After Life is, in large part, a book about Naomi's relationship with her mother, both of them flawed, believable characters who are bound to one another by ineffably strong ties. It is also about how events, large and small--unkindnesses, deaths, thoughtlessness--can shatter one's happiness, and how survivors go on living nevertheless.
Reviewed by Debra Hamel, author of Trying Neaira: The True Story of a Courtesan's Scandalous Life in Ancient Greece
When I read for pleasure, I read for language over plot. I think the preferences of most readers break down along these lines, and one isn't better than the other. If you read for the perfectly-chosen word and enjoy ambivalence, chances are that you will also love this book. If you enjoy a lot of definite, plot-advancing events in your books, odds are that you'll be disappointed. Know who you are as a reader, and choose wisely.
I ordered this book after I read a review of it in the local paper that included the first line of the book, "First I had to get his body into the boat." I thought, "That's it- I've gotta get this book." I'm not a big mystery reader kinda person, but this was obviously a psychological mystery- Whose body? Why a boat? Did YOU kill him? How'd he die? You slowly learn all the answers to those questions, with the "WHY did he die?" question being answered last. I can't really recall ever reading a book with this approach and it very much intrigued me.

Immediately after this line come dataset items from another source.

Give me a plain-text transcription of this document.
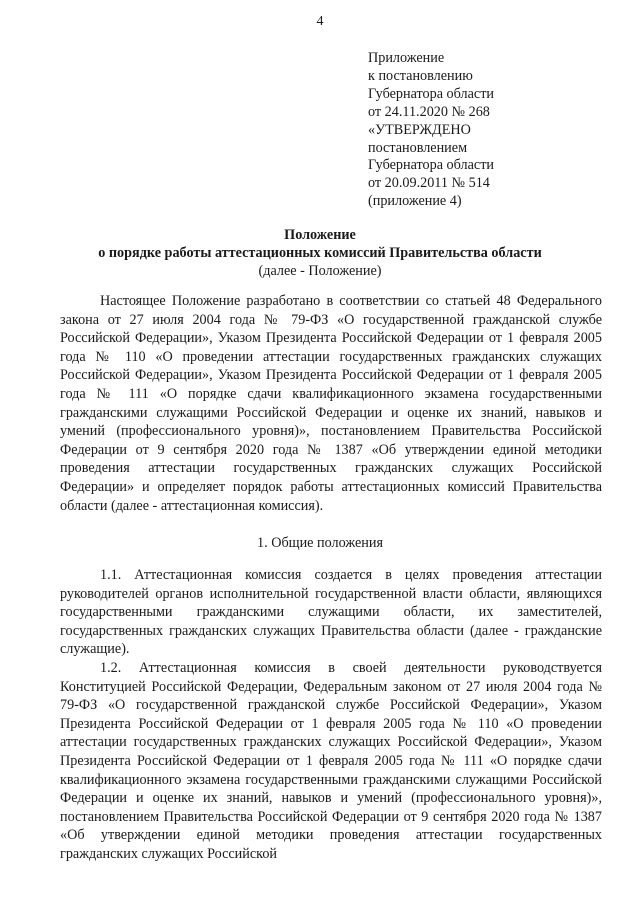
4
Приложение
к постановлению
Губернатора области
от 24.11.2020 № 268
«УТВЕРЖДЕНО
постановлением
Губернатора области
от 20.09.2011 № 514
(приложение 4)
Положение
о порядке работы аттестационных комиссий Правительства области
(далее - Положение)

Настоящее Положение разработано в соответствии со статьей 48 Федерального закона от 27 июля 2004 года № 79-ФЗ «О государственной гражданской службе Российской Федерации», Указом Президента Российской Федерации от 1 февраля 2005 года № 110 «О проведении аттестации государственных гражданских служащих Российской Федерации», Указом Президента Российской Федерации от 1 февраля 2005 года № 111 «О порядке сдачи квалификационного экзамена государственными гражданскими служащими Российской Федерации и оценке их знаний, навыков и умений (профессионального уровня)», постановлением Правительства Российской Федерации от 9 сентября 2020 года № 1387 «Об утверждении единой методики проведения аттестации государственных гражданских служащих Российской Федерации» и определяет порядок работы аттестационных комиссий Правительства области (далее - аттестационная комиссия).

1. Общие положения

1.1. Аттестационная комиссия создается в целях проведения аттестации руководителей органов исполнительной государственной власти области, являющихся государственными гражданскими служащими области, их заместителей, государственных гражданских служащих Правительства области (далее - гражданские служащие).

1.2. Аттестационная комиссия в своей деятельности руководствуется Конституцией Российской Федерации, Федеральным законом от 27 июля 2004 года № 79-ФЗ «О государственной гражданской службе Российской Федерации», Указом Президента Российской Федерации от 1 февраля 2005 года № 110 «О проведении аттестации государственных гражданских служащих Российской Федерации», Указом Президента Российской Федерации от 1 февраля 2005 года № 111 «О порядке сдачи квалификационного экзамена государственными гражданскими служащими Российской Федерации и оценке их знаний, навыков и умений (профессионального уровня)», постановлением Правительства Российской Федерации от 9 сентября 2020 года № 1387 «Об утверждении единой методики проведения аттестации государственных гражданских служащих Российской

The title "After Life" is really great- Naomi can truly (or maybe truly- she doesn't ever seem to be totally confident) see the spirits of those who have passed on, and even the spirit belonging to the body headed to the boat eventually comes to her. She is dealing with Life After death and not just any death- the death of her boyfriend, a death that we suspect she is responsible for, and she is coping with the responsibility and fear that is associated with the potential of his being discovered (and then, maybe, HER being discovered for his death) and it is a very interesting struggle.
Ellis' ways of describing the world around you is also unique- The mother of the main character Naomi says, "Two people never love each other at the same time. One loves, and the other is in love with being loved. The fun is in guessing which one's you." Or another example- Naomi's first experience with snow, described as follows: "The air smelled different, like water in a tin bucket, and crows flapped in circles over our heads. When I spoke, my voice fell straight out of my mouth, completely swallowed up by snow."
The community of spiritualists is unique, but to me they just seemed like any small town with their own culture and rhythms- only instead of being poultry farmers (like my hometown), they happen to speak to the dead. This is not a criticism- I liked the fact that these people were so real and not romanticized and so matter-of-fact.
The reason for the death at first was (to me) a little disappointing- I thought, "that's IT? " However, the more I think about it, the more I get WHY that's what HAD to happen, and frankly, it just makes Naomi more and more realistic and understandable, and the more of a message there is in the book- again, particularly with regard to the title. You keep seeing how something like that COULD happen.
This is a good book, but it is not a beach book- you will get into it and really think about what you are reading(although I guess you could fly through it, but I think you'd maybe miss the thoughts that it provokes). If you want to read a book to vege out to and be brainless, this ain't it. I definitely recommend this book for it's unique approach to language and to a mystery plot.